People - who matters, who doesn't, who decides, and who cares

While I am a doctor with a strong inner-surgeon-voice ("Just DO something, now!"), my years working and living in Africa and in urban and rural Canada convinced me long ago that we need to pay attention not just to vaccines and drugs, not even just to health care and health services, but to the ideas, money, conflicts, and energy behind what we see. And most of all, to the people making decisions about, working in, served by, and excluded from health systems.

At heart, mine is a deeply personal and very human story. I am the still-in-love-after-20-years mother of an extraordinary young woman who is my daughter because her birth mother bled to death in childbirth in post-war Ethiopia, while her family tried to find money and transport to get her to a health facility. That mother, and that community, didn't matter enough. My greatest life work is raising that daughter. And trying to apply these personal lessons to changing things, so that other women and other communities and other societies are visible, and matter enough to get the care they need.

AIDS Miracles: Antiretroviral drugs - and health systems

Unlike the medical students I addressed, I am old enough to remember the unspeakable horror of untreated AIDS and the struggle to bring down the price of the literally miraculous anti-retroviral drugs that have increased South African life expectancy by five years over a historically unprecedented short time. I also remember the moment I realized, once the battle for affordable ARVs was temporarily won, that not one single life would be saved by container-loads of ARVs sitting in South African ports.

These drugs were worthless, without functioning health systems including labs, health workers, referral systems, accurate data, and ways to see and deal with stigma and discrimination. And without prevention of new infections, the treatment options would soon hit a dead end, whether through sheer numbers of patients requiring them, or through development of drug-resistant strains of HIV.

We have made incredible progress. South Africa successfully manages over 2 million patients on ARVs, and the elimination of mother-to-child transmission of HIV is a realistic short term goal. Neither of these achievements -- which are as miraculous to a country as ARVs are to patients -- would have been possible without smart, passionate and sustained attention to health systems.

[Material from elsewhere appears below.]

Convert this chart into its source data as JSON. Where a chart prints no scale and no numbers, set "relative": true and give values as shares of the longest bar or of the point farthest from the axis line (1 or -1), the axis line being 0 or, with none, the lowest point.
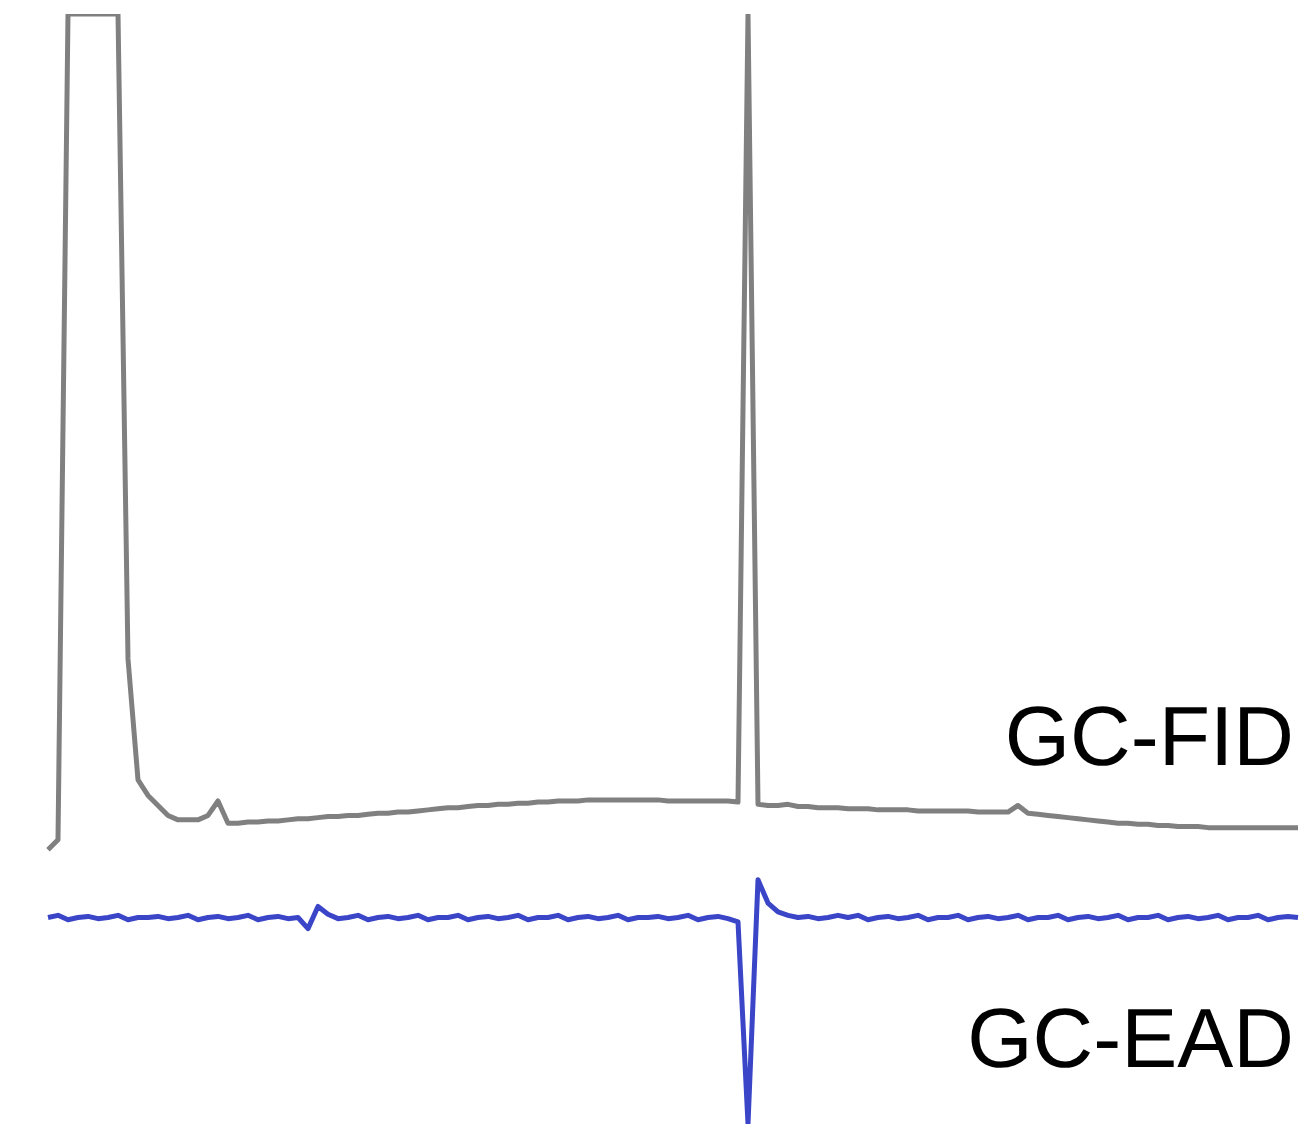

Hamlet and Health Systems? To sleep, perchance to dream...

I wanted to intrigue at least some of these smart young idealists enough to get a few of them hooked on health systems as at least as important, and as sexy, as genomics and personalized medicine, and for all of them to at least pay attention.

The very words "health systems" were in my title and in quite a few of my slides. I dared the class to fall asleep. I pointed out that health systems -- and not just health care -- was actually a trendy topic. Famous filmmakers (these students are young but they do know about Michael Moore) make seriously funny movies about health systems in different countries.

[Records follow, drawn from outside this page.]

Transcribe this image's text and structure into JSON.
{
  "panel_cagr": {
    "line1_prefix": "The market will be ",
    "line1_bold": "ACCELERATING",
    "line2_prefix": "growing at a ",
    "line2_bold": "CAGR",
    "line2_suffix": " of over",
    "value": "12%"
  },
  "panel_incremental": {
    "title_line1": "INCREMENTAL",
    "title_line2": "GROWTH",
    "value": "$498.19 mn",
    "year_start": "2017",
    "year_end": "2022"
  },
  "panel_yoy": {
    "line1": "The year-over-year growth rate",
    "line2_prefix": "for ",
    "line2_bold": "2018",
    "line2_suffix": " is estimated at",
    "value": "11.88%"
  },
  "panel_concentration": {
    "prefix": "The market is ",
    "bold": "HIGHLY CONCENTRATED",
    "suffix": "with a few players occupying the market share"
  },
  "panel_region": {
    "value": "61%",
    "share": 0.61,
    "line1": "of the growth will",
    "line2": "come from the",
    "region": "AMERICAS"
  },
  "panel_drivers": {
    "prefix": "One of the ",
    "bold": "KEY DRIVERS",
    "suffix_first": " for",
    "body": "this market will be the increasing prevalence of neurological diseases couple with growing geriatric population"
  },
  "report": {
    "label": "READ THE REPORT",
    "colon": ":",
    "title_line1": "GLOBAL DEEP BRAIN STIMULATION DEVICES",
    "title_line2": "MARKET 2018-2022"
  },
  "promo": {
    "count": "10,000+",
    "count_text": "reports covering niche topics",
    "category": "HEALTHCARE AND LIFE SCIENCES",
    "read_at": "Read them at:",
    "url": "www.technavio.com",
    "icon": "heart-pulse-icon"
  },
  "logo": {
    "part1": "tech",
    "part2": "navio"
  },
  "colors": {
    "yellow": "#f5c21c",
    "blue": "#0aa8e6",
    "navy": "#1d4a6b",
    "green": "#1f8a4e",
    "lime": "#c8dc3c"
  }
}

There have been scholarly papers published comparing the controversial 2010 World Health Organization ranking of health systems against FIFA rankings of football teams. (In case you are curious, Canada was ranked 30th by WHO.) In fact, health care and the systems that make it possible are probably right up there with hockey and weather as central markers of Canadian identity and conversation starters.

The students stayed awake. Some even stayed on after class to talk. And who knows? Maybe one or two picked up a passion for health systems.

Christina Zarowsky is a physician and anthropologist, Director of the Department of Social and Preventive Medicine at the School of Public Health at the University of Montreal, and program co-chair of the 4th Global Symposium on Health Systems Research.

This blog is part of the series: "Resilient and Responsive Health Systems for a Changing World" by the Canadian Society for International Health and Health Systems Global, to share the central issues that will be explored at the 4th Global Symposium on Health Systems Research in Vancouver, 14-18 November 2016.

The views expressed are those of the authors and do not necessarily reflect the views of CCIC or its members.